Is not functioning correctly. The function does not compute the intercept of 4, it is specified by the script regardless of the data frame.

The script:

# Elbow method

fviz_nbclust(sub_rbsr_srs_scale, kmeans, method = “wss”) +

geom_vline(xintercept = 4, linetype = 2)+

labs(subtitle = “Elbow method”)

Is not functioning correctly. The function does not compute the intercept of 4, it is specified by the script regardless of the data frame.

With the elbow method (method = “wss”), the analyst needs to identify the location of a bend (knee) in the plot.
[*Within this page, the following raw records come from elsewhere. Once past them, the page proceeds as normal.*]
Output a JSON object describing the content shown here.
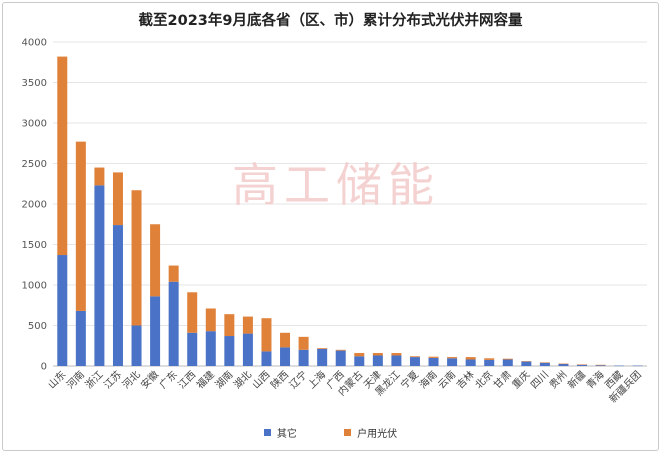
{
  "colors": {
    "series_0": "#4a72c6",
    "series_1": "#e0813a"
  },
  "chart_data": {
    "type": "bar",
    "stacked": true,
    "title": "截至2023年9月底各省（区、市）累计分布式光伏并网容量",
    "watermark": "高工储能",
    "categories": [
      "山东",
      "河南",
      "浙江",
      "江苏",
      "河北",
      "安徽",
      "广东",
      "江西",
      "福建",
      "湖南",
      "湖北",
      "山西",
      "陕西",
      "辽宁",
      "上海",
      "广西",
      "内蒙古",
      "天津",
      "黑龙江",
      "宁夏",
      "海南",
      "云南",
      "吉林",
      "北京",
      "甘肃",
      "重庆",
      "四川",
      "贵州",
      "新疆",
      "青海",
      "西藏",
      "新疆兵团"
    ],
    "series": [
      {
        "name": "其它",
        "values": [
          1370,
          680,
          2230,
          1740,
          500,
          860,
          1040,
          410,
          430,
          370,
          400,
          180,
          230,
          200,
          210,
          190,
          120,
          130,
          130,
          110,
          100,
          95,
          80,
          75,
          80,
          55,
          40,
          25,
          15,
          10,
          5,
          5
        ]
      },
      {
        "name": "户用光伏",
        "values": [
          2450,
          2090,
          220,
          650,
          1670,
          890,
          200,
          500,
          280,
          270,
          210,
          410,
          180,
          160,
          10,
          10,
          40,
          30,
          30,
          10,
          15,
          15,
          30,
          20,
          10,
          5,
          5,
          5,
          5,
          5,
          0,
          0
        ]
      }
    ],
    "ylim": [
      0,
      4000
    ],
    "yticks": [
      0,
      500,
      1000,
      1500,
      2000,
      2500,
      3000,
      3500,
      4000
    ],
    "grid": true,
    "legend": "bottom"
  }
}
Of course, the location of the bend depends on the data at hand. With our demo data, the corresponding value was K = 4. You need to change this value according to your data.

Hi, can you explain whay do you refer when you say “The location of a bend (knee)” ¿is something related to the derivative of the grafic? thanks.
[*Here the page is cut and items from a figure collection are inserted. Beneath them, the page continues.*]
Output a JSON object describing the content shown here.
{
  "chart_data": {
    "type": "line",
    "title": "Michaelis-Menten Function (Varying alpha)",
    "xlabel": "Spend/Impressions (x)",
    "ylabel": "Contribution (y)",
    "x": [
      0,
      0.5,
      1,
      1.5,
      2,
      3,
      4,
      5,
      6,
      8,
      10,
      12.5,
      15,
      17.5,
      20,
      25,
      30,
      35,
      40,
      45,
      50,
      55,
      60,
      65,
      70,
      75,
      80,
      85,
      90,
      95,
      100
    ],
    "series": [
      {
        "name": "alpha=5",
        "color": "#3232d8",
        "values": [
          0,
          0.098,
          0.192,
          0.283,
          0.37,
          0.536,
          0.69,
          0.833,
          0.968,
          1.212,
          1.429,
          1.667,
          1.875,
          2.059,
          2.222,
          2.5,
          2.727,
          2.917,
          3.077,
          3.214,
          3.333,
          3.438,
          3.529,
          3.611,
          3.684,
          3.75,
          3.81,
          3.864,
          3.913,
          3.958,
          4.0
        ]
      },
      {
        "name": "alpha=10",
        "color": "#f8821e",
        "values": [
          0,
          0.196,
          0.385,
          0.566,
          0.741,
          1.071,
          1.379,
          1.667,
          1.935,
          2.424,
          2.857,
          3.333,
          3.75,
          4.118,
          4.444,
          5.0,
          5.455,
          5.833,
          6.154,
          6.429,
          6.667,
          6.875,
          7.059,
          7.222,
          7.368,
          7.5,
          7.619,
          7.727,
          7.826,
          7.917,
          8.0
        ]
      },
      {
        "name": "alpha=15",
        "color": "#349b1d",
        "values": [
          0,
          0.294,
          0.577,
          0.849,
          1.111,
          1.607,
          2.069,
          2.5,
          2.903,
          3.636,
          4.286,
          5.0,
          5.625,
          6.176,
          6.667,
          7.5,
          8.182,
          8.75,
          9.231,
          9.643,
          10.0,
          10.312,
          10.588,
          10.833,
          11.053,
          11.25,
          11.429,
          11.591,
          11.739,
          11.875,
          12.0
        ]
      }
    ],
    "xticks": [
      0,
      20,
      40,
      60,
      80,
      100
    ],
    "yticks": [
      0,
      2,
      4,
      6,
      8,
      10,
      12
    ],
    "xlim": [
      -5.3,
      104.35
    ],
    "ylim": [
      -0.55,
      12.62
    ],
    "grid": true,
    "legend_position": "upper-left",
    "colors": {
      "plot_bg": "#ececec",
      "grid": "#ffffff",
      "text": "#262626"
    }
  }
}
Hi, thanks for the post. It’s excellent. I still have a problem though. How can I determine the optimum number of clusters if I have mixed data? These functions require numerical matrices as input. In my data I have nominal, ordinal and numerical variables. I used gower distances to calculate the dissimilarity matrix and was planing to use hierarchical clustering (but I am open to change that method). Thanks!

There 4 different other methods other than the elbow method. I think you didn’t mention CCC method which is also based on R2 value. I’m using JMP statistical analysis and there the CCC is the main method of determining the number of clusters. The hierarchical method uses Elbow method though.

Thank you for your input. I’ll take it into account

Hi, when I run df <-scale(USArrests) I am getting Error in colMeans(x, na.rm = TRUE) : 'x' must be numeric. How to fix it?

Hi, the error is not reproducible on my computer.

Please try this:

data(USArrests)

scale(USArrests)

Awesome post! Outstanding!

Thanks for the post. Are there any plans for parallel implementation of the packages as they run very slow on large datasets.